Similar to features, the ability to create new “adapters” or interfaces into NDFS is another key capability. When the product first shipped it solely supported iSCSI for I/O from the hypervisor, this has now grown to include NFS and SMB. In the future there is the ability to create new adapters for various workloads and hypervisors (HDFS, etc.). And again, all deployed via a software update.
This is contrary to mostly all legacy infrastructure as a hardware upgrade or software purchase was normally required to get the “latest and greatest” features. With Nutanix it’s different, since all features are deployed in software they can run on any hardware platform, any hypervisor and be deployed through simple software upgrades.
Below we show a logical representation of what this software-defined controller framework looks like:
Storage Tiering and Prioritization
The Disk Balancing section above talked about how storage capacity was pooled among all nodes in a Nutanix cluster and that ILM would be used to keep hot data local. A similar concept applies to disk tiering in which the cluster’s SSD and HDD tiers are cluster wide and NDFS ILM is responsible for triggering data movement events.
A local node’s SSD tier is always the highest priority tier for all I/O generated by VMs running on that node, however all of the cluster’s SSD resources are made available to all nodes within the cluster. The SSD tier will always offer the highest performance and is a very important thing to manage for hybrid arrays.
The tier prioritization can be classified at a high-level by the following:
Specific types of resources (eg. SSD, HDD, etc.) are pooled together and form a cluster wide storage tier. This means that any node within the cluster can leverage the full tier capacity, regardless if it is local or not.
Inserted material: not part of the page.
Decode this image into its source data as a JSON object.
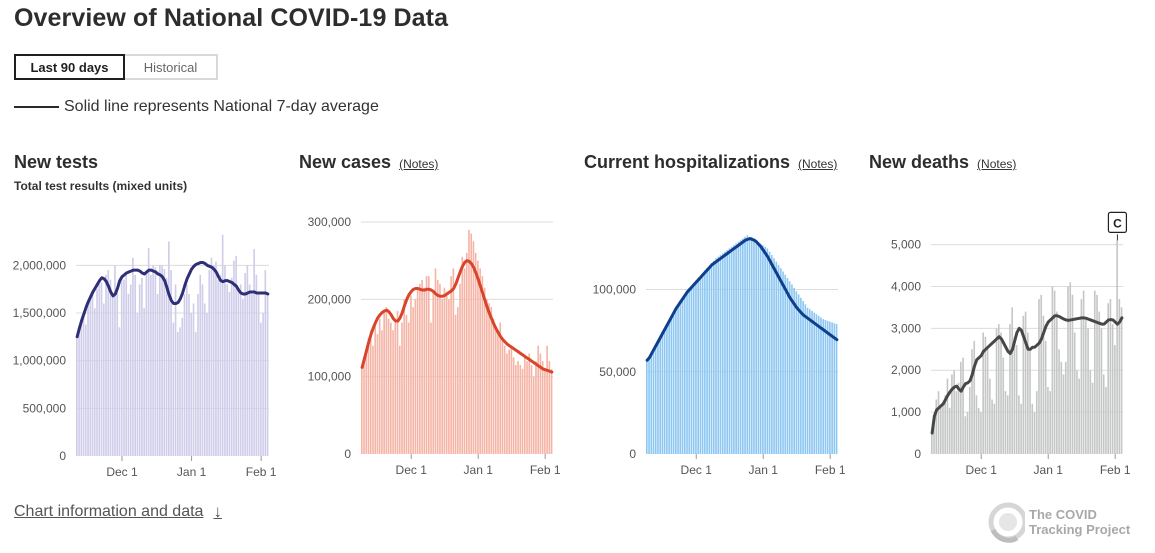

Below we show a high level example of how this pooled tiering looks:
A common question is what happens when a local node’s SSD becomes full? As mentioned in the Disk Balancing section a key concept is trying to keep uniform utilization of devices within disk tiers. In the case where a local node’s SSD utilization is high, disk balancing will kick in to move the coldest data on the local SSDs to the other SSDs throughout the cluster. This will free up space on the local SSD to allow the local node to write to SSD locally instead of going over the network. A key point to mention is that all CVMs and SSDs are used for this remote I/O to eliminate any potential bottlenecks and remediate some of the hit by performing I/O over the network.
The other case is when the overall tier utilization breaches a specific threshold [curator_tier_usage_ilm_threshold_percent (Default=75)] where NDFS ILM will kick in and as part of a Curator job will down-migrate data from the SSD tier to the HDD tier. This will bring utilization within the threshold mentioned above or free up space by the following amount [curator_tier_free_up_percent_by_ilm (Default=15)], which ever is greater. The data for down-migration is chosen using last access time.
In the case where the SSD tier utilization is 95%, 20% of the data in the SSD tier will be moved to the HDD tier (95% –> 75%). However, if the utilization was 80% only 15% of the data would be moved to the HDD tier using the minimum tier free up amount.
NDFS ILM will constantly monitor the I/O patterns and (down/up)-migrate data as necessary as well as bring the hottest data local regardless of tier.